Since the launch of Spot Bitcoin ETFs, we have been receiving daily inflow and outflow figures. Although these figures fluctuate with Bitcoin prices, there is a noticeable flow into the cryptocurrency market. A recent report by JPMorgan provides striking details about these flows. However, the JPMorgan report also points out a downside.
Comprehensive Bitcoin and Cryptocurrency Report by JPMorgan
According to a recent report by JPMorgan, the cryptocurrency market has seen an inflow of $12 billion so far this year. JPMorgan expects this figure to reach $26 billion by the end of 2024. Despite the inflows, JPMorgan expressed some reservations.

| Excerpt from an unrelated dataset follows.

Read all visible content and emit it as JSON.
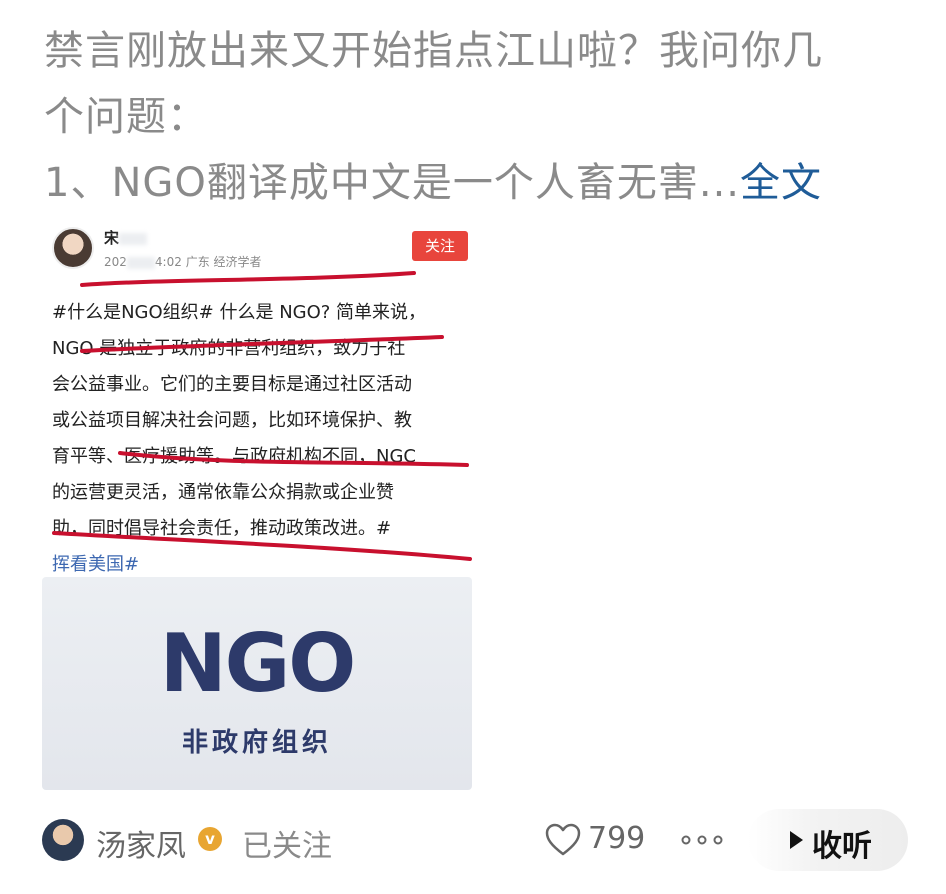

The report, prepared by a team led by analyst Nikolaos Panigirtzoglou, indicates that a significant portion of these inflows actually came from spot Bitcoin ETFs. JPMorgan highlighted that ETFs contributed $16 billion in inflows, suggesting that this could be viewed as a redistribution of funds, especially considering the 220,000 BTC decline on exchanges.

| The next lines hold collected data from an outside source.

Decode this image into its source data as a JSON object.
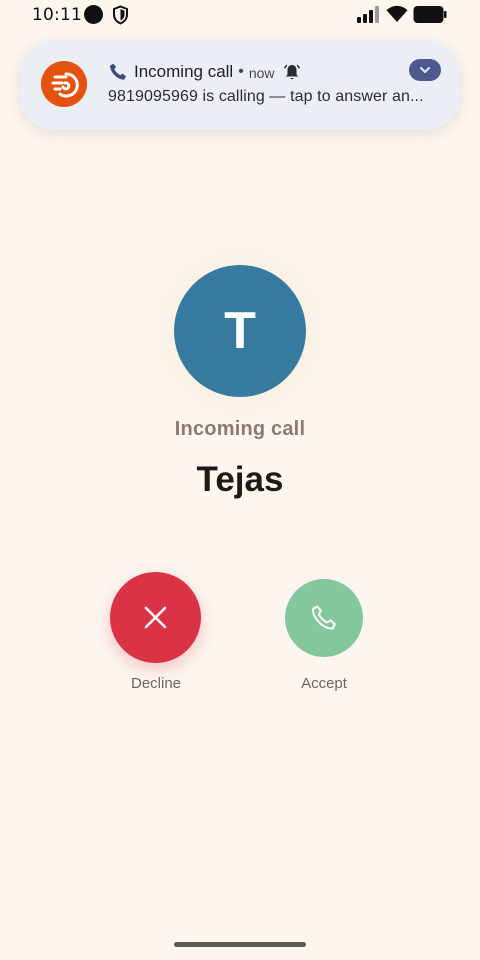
{
  "status_bar": {
    "time": "10:11"
  },
  "notification": {
    "title": "Incoming call",
    "separator": "•",
    "time": "now",
    "body": "9819095969 is calling — tap to answer an...",
    "app_icon": "call-app-icon",
    "accent_color": "#e4520f"
  },
  "caller": {
    "avatar_letter": "T",
    "avatar_color": "#367a9f",
    "status": "Incoming call",
    "name": "Tejas"
  },
  "actions": {
    "decline_label": "Decline",
    "decline_color": "#d93345",
    "accept_label": "Accept",
    "accept_color": "#83c79d"
  }
}
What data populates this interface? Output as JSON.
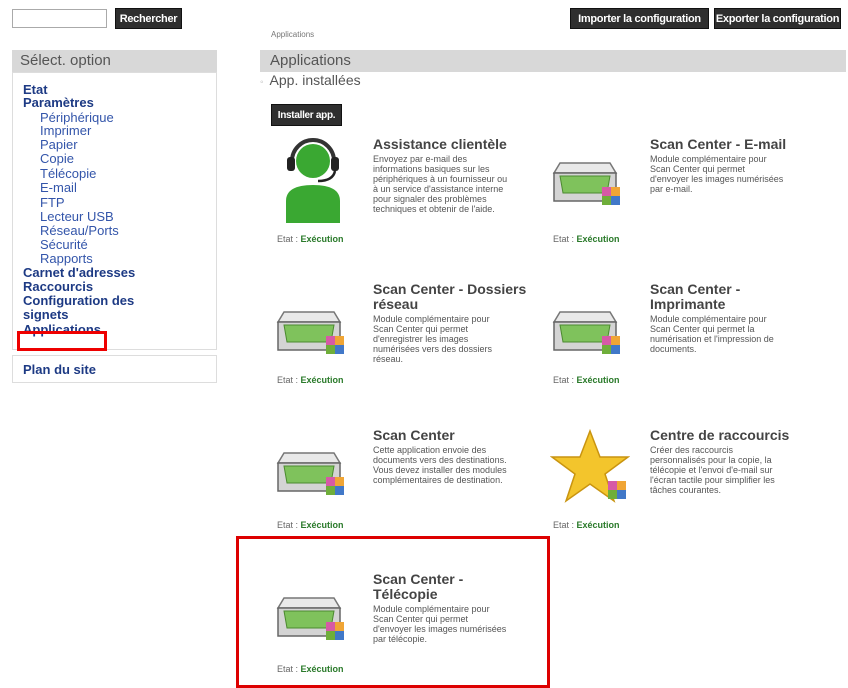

According to JPMorgan’s assessment, the year-end expectation directly drops to around $12 billion. Numerically, this result is quite low compared to the peak institutional inflows during the 2021-2022 period.
Institutional Investors May Operate Independently of the Market
One of the highlighted points in the report is the possibility that institutional investors may operate independently of the market. Considering that the funds flowing into spot Bitcoin ETFs are evaluated with a long-term goal, it appears that institutional investors are not very concerned with Bitcoin’s fluctuations.

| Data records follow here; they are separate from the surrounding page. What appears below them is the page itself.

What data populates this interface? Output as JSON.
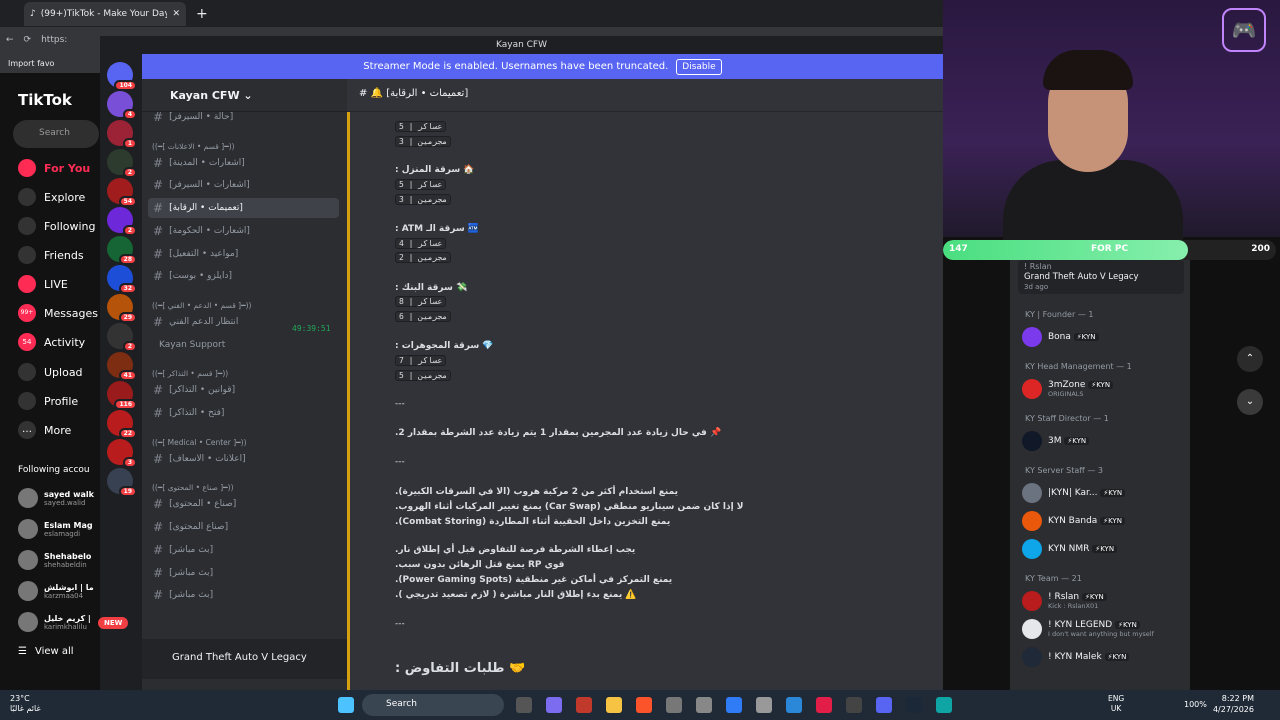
{
  "browser": {
    "tab_title": "(99+)TikTok - Make Your Day",
    "url": "https:",
    "bookmark": "Import favo"
  },
  "tiktok": {
    "logo": "TikTok",
    "search": "Search",
    "nav": [
      "For You",
      "Explore",
      "Following",
      "Friends",
      "LIVE",
      "Messages",
      "Activity",
      "Upload",
      "Profile",
      "More"
    ],
    "nav_badges": {
      "messages": "99+",
      "activity": "54"
    },
    "following_title": "Following accou",
    "accounts": [
      {
        "name": "sayed walk",
        "handle": "sayed.walid"
      },
      {
        "name": "Eslam Mag",
        "handle": "eslamagdi"
      },
      {
        "name": "Shehabelo",
        "handle": "shehabeldin"
      },
      {
        "name": "ما | ابوشلش",
        "handle": "karzmaa04"
      },
      {
        "name": "كريم خليل |",
        "handle": "karimkhalilu"
      }
    ],
    "view_all": "View all"
  },
  "discord": {
    "window_title": "Kayan CFW",
    "banner": "Streamer Mode is enabled. Usernames have been truncated.",
    "banner_button": "Disable",
    "server_name": "Kayan CFW",
    "server_badges": [
      "104",
      "4",
      "1",
      "2",
      "54",
      "2",
      "28",
      "32",
      "29",
      "2",
      "41",
      "116",
      "22",
      "3",
      "19"
    ],
    "new_label": "NEW",
    "channels": [
      {
        "cat": "",
        "name": "[حالة • السيرفر]"
      },
      {
        "cat": "((━[ قسم • الاعلانات ]━))",
        "name": "[اشعارات • المدينة]"
      },
      {
        "cat": "",
        "name": "[اشعارات • السيرفر]"
      },
      {
        "cat": "",
        "name": "[تعميمات • الرقابة]"
      },
      {
        "cat": "",
        "name": "[اشعارات • الحكومة]"
      },
      {
        "cat": "",
        "name": "[مواعيد • التفعيل]"
      },
      {
        "cat": "",
        "name": "[دايلزو • بوست]"
      },
      {
        "cat": "((━[ قسم • الدعم • الفني ]━))",
        "name": "انتظار الدعم الفني"
      },
      {
        "cat": "",
        "name": "Kayan Support"
      },
      {
        "cat": "((━[ قسم • التذاكر ]━))",
        "name": "[قوانين • التذاكر]"
      },
      {
        "cat": "",
        "name": "[فتح • التذاكر]"
      },
      {
        "cat": "((━[ Medical • Center ]━))",
        "name": "[اعلانات • الاسعاف]"
      },
      {
        "cat": "((━[ صناع • المحتوى ]━))",
        "name": "[صناع • المحتوى]"
      },
      {
        "cat": "",
        "name": "[صناع المحتوى]"
      },
      {
        "cat": "",
        "name": "[بث مباشر]"
      },
      {
        "cat": "",
        "name": "[بث مباشر]"
      },
      {
        "cat": "",
        "name": "[بث مباشر]"
      }
    ],
    "timer": "49:39:51",
    "game": "Grand Theft Auto V Legacy",
    "chat_channel": "[تعميمات • الرقابة]",
    "lines": [
      {
        "t": "عساكر | 5",
        "code": true
      },
      {
        "t": "مجرمين | 3",
        "code": true
      },
      {
        "t": "🏠 سرقة المنزل :",
        "b": true
      },
      {
        "t": "عساكر | 5",
        "code": true
      },
      {
        "t": "مجرمين | 3",
        "code": true
      },
      {
        "t": "🏧 سرقة الـ ATM :",
        "b": true
      },
      {
        "t": "عساكر | 4",
        "code": true
      },
      {
        "t": "مجرمين | 2",
        "code": true
      },
      {
        "t": "💸 سرقة البنك :",
        "b": true
      },
      {
        "t": "عساكر | 8",
        "code": true
      },
      {
        "t": "مجرمين | 6",
        "code": true
      },
      {
        "t": "💎 سرقة المجوهرات :",
        "b": true
      },
      {
        "t": "عساكر | 7",
        "code": true
      },
      {
        "t": "مجرمين | 5",
        "code": true
      },
      {
        "t": "---"
      },
      {
        "t": "📌 في حال زيادة عدد المجرمين بمقدار 1 يتم زيادة عدد الشرطة بمقدار 2.",
        "b": true
      },
      {
        "t": "---"
      },
      {
        "t": "يمنع استخدام أكثر من 2 مركبة هروب (الا في السرقات الكبيرة).",
        "b": true
      },
      {
        "t": "لا إذا كان ضمن سيناريو منطقي (Car Swap) يمنع تغيير المركبات أثناء الهروب.",
        "b": true
      },
      {
        "t": "يمنع التخزين داخل الحقيبة أثناء المطاردة (Combat Storing).",
        "b": true
      },
      {
        "t": "يجب إعطاء الشرطة فرصة للتفاوض قبل أي إطلاق نار.",
        "b": true
      },
      {
        "t": "قوي RP يمنع قتل الرهائن بدون سبب.",
        "b": true
      },
      {
        "t": "يمنع التمركز في أماكن غير منطقية (Power Gaming Spots).",
        "b": true
      },
      {
        "t": "⚠️ يمنع بدء إطلاق النار مباشرة ( لازم تصعيد تدريجي ).",
        "b": true
      },
      {
        "t": "---"
      },
      {
        "t": "🤝 طلبات التفاوض :",
        "b": true
      }
    ]
  },
  "stream": {
    "bar_left": "147",
    "bar_label": "FOR PC",
    "bar_right": "200",
    "bar_fraction": 0.735
  },
  "members": {
    "activity": {
      "user": "! Rslan",
      "game": "Grand Theft Auto V Legacy",
      "time": "3d ago"
    },
    "roles": [
      {
        "name": "KY | Founder — 1",
        "members": [
          {
            "name": "Bona",
            "tag": "⚡KYN"
          }
        ]
      },
      {
        "name": "KY Head Management — 1",
        "members": [
          {
            "name": "3mZone",
            "tag": "⚡KYN",
            "sub": "ORIGINALS"
          }
        ]
      },
      {
        "name": "KY Staff Director — 1",
        "members": [
          {
            "name": "3M",
            "tag": "⚡KYN"
          }
        ]
      },
      {
        "name": "KY Server Staff — 3",
        "members": [
          {
            "name": "|KYN| Kar...",
            "tag": "⚡KYN"
          },
          {
            "name": "KYN Banda",
            "tag": "⚡KYN"
          },
          {
            "name": "KYN NMR",
            "tag": "⚡KYN"
          }
        ]
      },
      {
        "name": "KY Team — 21",
        "members": [
          {
            "name": "! Rslan",
            "tag": "⚡KYN",
            "sub": "Kick : RslanX01"
          },
          {
            "name": "! KYN LEGEND",
            "tag": "⚡KYN",
            "sub": "I don't want anything but myself"
          },
          {
            "name": "! KYN Malek",
            "tag": "⚡KYN"
          }
        ]
      }
    ]
  },
  "taskbar": {
    "weather": "23°C",
    "weather_sub": "غائم غالبًا",
    "search": "Search",
    "lang": "ENG",
    "lang2": "UK",
    "battery": "100%",
    "time": "8:22 PM",
    "date": "4/27/2026"
  }
}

On the other hand, there is a belief that the presence of spot Bitcoin ETFs in the market prevents Bitcoin from experiencing sharp declines. Normally, Bitcoin could undergo 50% corrections after halving, but this did not happen in the last halving cycle.
For example, we should have seen Bitcoin drop to the $37,000 level. But it did not. BTC fell to a maximum of $58,000. It did not stay there long either. It quickly recovered and returned to the $70,000 levels. Let’s see what results institutional flows will yield by the end of the year.